La détention d’Evan Gershkovich relève de la prise d’otage institutionnelle 

Plus de 24 heures après son placement en détention provisoire, les autorités russes, qui affirmaient avoir pris le journaliste du Wall Street Journal “la main dans le sac”, n’ont pas été en mesure de communiquer le moindre élément. Son placement en détention a été ordonné au mépris des droits de la défense, ce qui prouve la mauvaise foi des autorités russes.

Le dossier judiciaire de Evan Gershkovich fait l’objet d’un traitement arbitraire évident. Transféré à Moscou après que le FSB avait confirmé son arrestation pour espionnage, il est resté coupé du monde, et privé des droits de la défense. Impossible pour son avocat, Daniil Berman, d’accéder à la salle du tribunal Lefortovo de Moscou, alors que la décision était prise de le placer en détention provisoire. Les médias qui étaient venus couvrir l’évènement ont également refoulés du bâtiment sans explications. 

D’après le journal indépendant Mediazona Evan Gershkovich se serait rendu à Nijny Tagil, ville industrielle où se trouve la grande usine militaire d’Uralvagonzavod, un site historique et mythique de la seconde guerre mondiale qui produit depuis les années 90 des tanks Т-90. Le FSB lui reproche officiellement d’avoir cherché à recueillir des informations classées “secret d’État” dans des usines du complexe militaro-industriel russe. Serait-ce le cas que cela ne caractérise en aucun cas l’espionnage. 

Le porte-parole du Kremlin, Dmitry Peskov, assure que le journaliste a été pris en flagrant délit, “la main dans le sac”. Pour autant, aucune preuve tangible de la culpabilité du journaliste, accrédité depuis plusieurs années en Russie, n’a jusqu’ici été présentée. 
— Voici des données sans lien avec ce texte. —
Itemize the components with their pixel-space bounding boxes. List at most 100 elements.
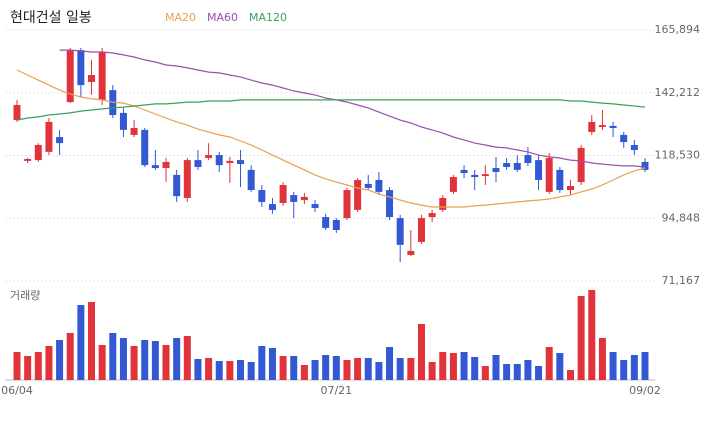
candle-body: [237, 160, 245, 165]
candle-body: [503, 163, 511, 167]
candle-body: [77, 50, 85, 86]
candle-body: [481, 174, 489, 176]
volume-bar: [503, 364, 511, 380]
candle-body: [460, 169, 468, 174]
volume-bar: [24, 356, 32, 380]
candle-body: [279, 184, 287, 204]
volume-bar: [598, 338, 606, 380]
candle-body: [226, 160, 234, 164]
candle-body: [215, 155, 223, 166]
volume-bar: [247, 362, 255, 380]
volume-bar: [375, 362, 383, 380]
volume-bar: [630, 355, 638, 380]
volume-bar: [279, 356, 287, 380]
volume-bar: [66, 333, 74, 380]
volume-bar: [119, 338, 127, 380]
candle-body: [13, 104, 21, 121]
volume-bar: [77, 305, 85, 380]
volume-bar: [492, 355, 500, 380]
y-tick-label: 71,167: [662, 274, 701, 287]
volume-bar: [151, 341, 159, 380]
ma-line: [16, 69, 646, 208]
candle-body: [386, 190, 394, 218]
volume-bar: [109, 333, 117, 380]
volume-bar: [13, 352, 21, 380]
volume-bar: [141, 340, 149, 380]
candle-body: [56, 137, 64, 144]
candle-body: [300, 196, 308, 201]
candle-body: [396, 218, 404, 245]
candle-body: [535, 160, 543, 180]
volume-bar: [460, 352, 468, 380]
y-tick-label: 165,894: [655, 23, 701, 36]
volume-bar: [56, 340, 64, 380]
volume-bar: [226, 361, 234, 380]
x-tick-label: 06/04: [1, 384, 33, 397]
candle-body: [630, 144, 638, 151]
candle-body: [556, 169, 564, 191]
candle-body: [492, 168, 500, 173]
legend-entry: MA20: [165, 11, 196, 24]
candle-body: [24, 159, 32, 161]
candle-body: [609, 125, 617, 129]
volume-bar: [130, 346, 138, 380]
candle-body: [322, 217, 330, 228]
volume-bar: [481, 366, 489, 380]
volume-bar: [45, 346, 53, 380]
volume-bar: [556, 353, 564, 380]
volume-bar: [439, 352, 447, 380]
candle-body: [34, 144, 42, 161]
volume-bar: [417, 324, 425, 380]
volume-bar: [641, 352, 649, 380]
candle-body: [407, 250, 415, 255]
y-tick-label: 118,530: [655, 149, 701, 162]
volume-bar: [471, 357, 479, 380]
candle-body: [354, 179, 362, 210]
volume-bar: [162, 345, 170, 380]
volume-bar: [545, 347, 553, 380]
volume-bar: [290, 356, 298, 380]
candle-body: [98, 51, 106, 100]
volume-bar: [407, 358, 415, 380]
candle-body: [194, 160, 202, 167]
volume-bar: [88, 302, 96, 380]
candle-body: [290, 195, 298, 202]
candle-body: [364, 183, 372, 188]
volume-bar: [343, 360, 351, 380]
candle-body: [332, 219, 340, 231]
volume-bar: [237, 360, 245, 380]
volume-bar: [34, 352, 42, 380]
volume-bar: [258, 346, 266, 380]
volume-bar: [354, 358, 362, 380]
volume-bar: [609, 352, 617, 380]
candle-body: [173, 174, 181, 197]
candle-body: [545, 157, 553, 192]
candle-body: [141, 129, 149, 166]
candle-body: [598, 125, 606, 127]
volume-bar: [194, 359, 202, 380]
candle-body: [577, 147, 585, 183]
candle-body: [151, 165, 159, 169]
candle-body: [247, 169, 255, 191]
candle-body: [268, 204, 276, 210]
x-tick-label: 07/21: [320, 384, 352, 397]
candle-body: [449, 177, 457, 192]
chart-title: 현대건설 일봉: [10, 10, 92, 26]
candle-body: [417, 218, 425, 242]
y-tick-label: 142,212: [655, 86, 701, 99]
volume-bar: [332, 356, 340, 380]
candle-body: [471, 174, 479, 178]
volume-bar: [300, 365, 308, 380]
y-tick-label: 94,848: [662, 211, 701, 224]
candle-body: [375, 179, 383, 192]
volume-bar: [205, 358, 213, 380]
candle-body: [205, 155, 213, 158]
candle-body: [66, 50, 74, 103]
volume-bar: [98, 345, 106, 380]
volume-bar: [588, 290, 596, 380]
volume-bar: [322, 355, 330, 380]
candle-body: [88, 75, 96, 82]
candle-body: [162, 161, 170, 169]
volume-bar: [386, 347, 394, 380]
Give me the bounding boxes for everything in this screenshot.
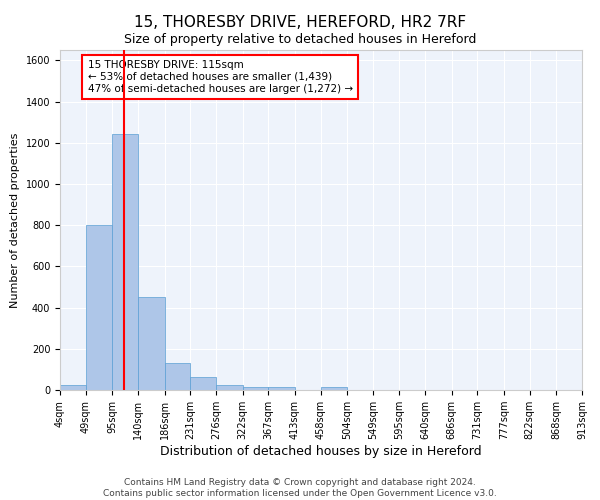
Bar	[138, 298, 164, 390]
Bar	[321, 387, 347, 390]
Text: Size of property relative to detached houses in Hereford: Size of property relative to detached ho…	[124, 32, 476, 46]
Bar	[60, 385, 86, 390]
Bar	[216, 385, 242, 390]
Bar	[190, 376, 216, 390]
Bar	[112, 134, 138, 390]
Bar	[242, 387, 268, 390]
Text: 15 THORESBY DRIVE: 115sqm
← 53% of detached houses are smaller (1,439)
47% of se: 15 THORESBY DRIVE: 115sqm ← 53% of detac…	[88, 60, 353, 94]
Bar	[268, 387, 295, 390]
Text: Contains HM Land Registry data © Crown copyright and database right 2024.
Contai: Contains HM Land Registry data © Crown c…	[103, 478, 497, 498]
Y-axis label: Number of detached properties: Number of detached properties	[10, 132, 20, 308]
Bar	[86, 225, 112, 390]
Bar	[164, 363, 190, 390]
Text: 15, THORESBY DRIVE, HEREFORD, HR2 7RF: 15, THORESBY DRIVE, HEREFORD, HR2 7RF	[134, 15, 466, 30]
X-axis label: Distribution of detached houses by size in Hereford: Distribution of detached houses by size …	[160, 445, 482, 458]
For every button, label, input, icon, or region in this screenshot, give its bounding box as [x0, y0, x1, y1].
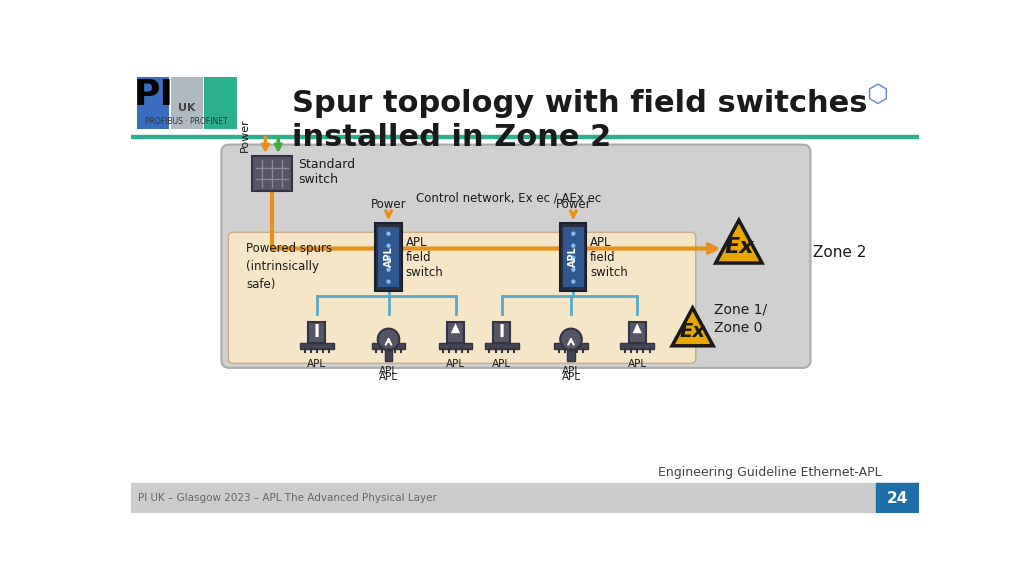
Circle shape: [386, 279, 391, 284]
Circle shape: [571, 256, 575, 260]
Text: APL
field
switch: APL field switch: [590, 236, 628, 279]
Text: Power: Power: [240, 119, 250, 152]
Circle shape: [571, 267, 575, 272]
Polygon shape: [672, 308, 713, 346]
Polygon shape: [716, 220, 762, 263]
Text: I: I: [313, 324, 319, 342]
Text: Powered spurs
(intrinsically
safe): Powered spurs (intrinsically safe): [246, 242, 332, 291]
FancyBboxPatch shape: [221, 145, 810, 368]
Circle shape: [571, 244, 575, 248]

“La détention d’Evan Gershkovich relève manifestement de la prise d’otage institutionnelle. Les autorités russes font preuve d’une mauvaise foi caractérisée, sinon elles respecteraient les droits de la défense. Nous savons que ce régime est créatif en matière de manipulations, notamment envers les journalistes.

Christophe Deloire
Secrétaire général de RSF

Les tensions croissantes entre la Russie et les États-Unis ne sont certainement pas étrangères à cette arrestation. De nombreux experts estiment que les autorités russes voient en Evan Gershkovich une potentielle monnaie d’échange pour négocier la libération d’espions russes. Il pourrait s’agir de Sergueï Tcherkassov, agent russe récemment inculpé aux États-Unis, qui avait notamment tenté d’infiltrer la Cour pénale internationale (CPI) l’été dernier. Ce mécanisme d’échange avait permis la libération de Nick Daniloff, dernier journaliste américain détenu à Moscou pour espionnage. C’était en 1986, dans les heures les plus glaciales de la guerre froide.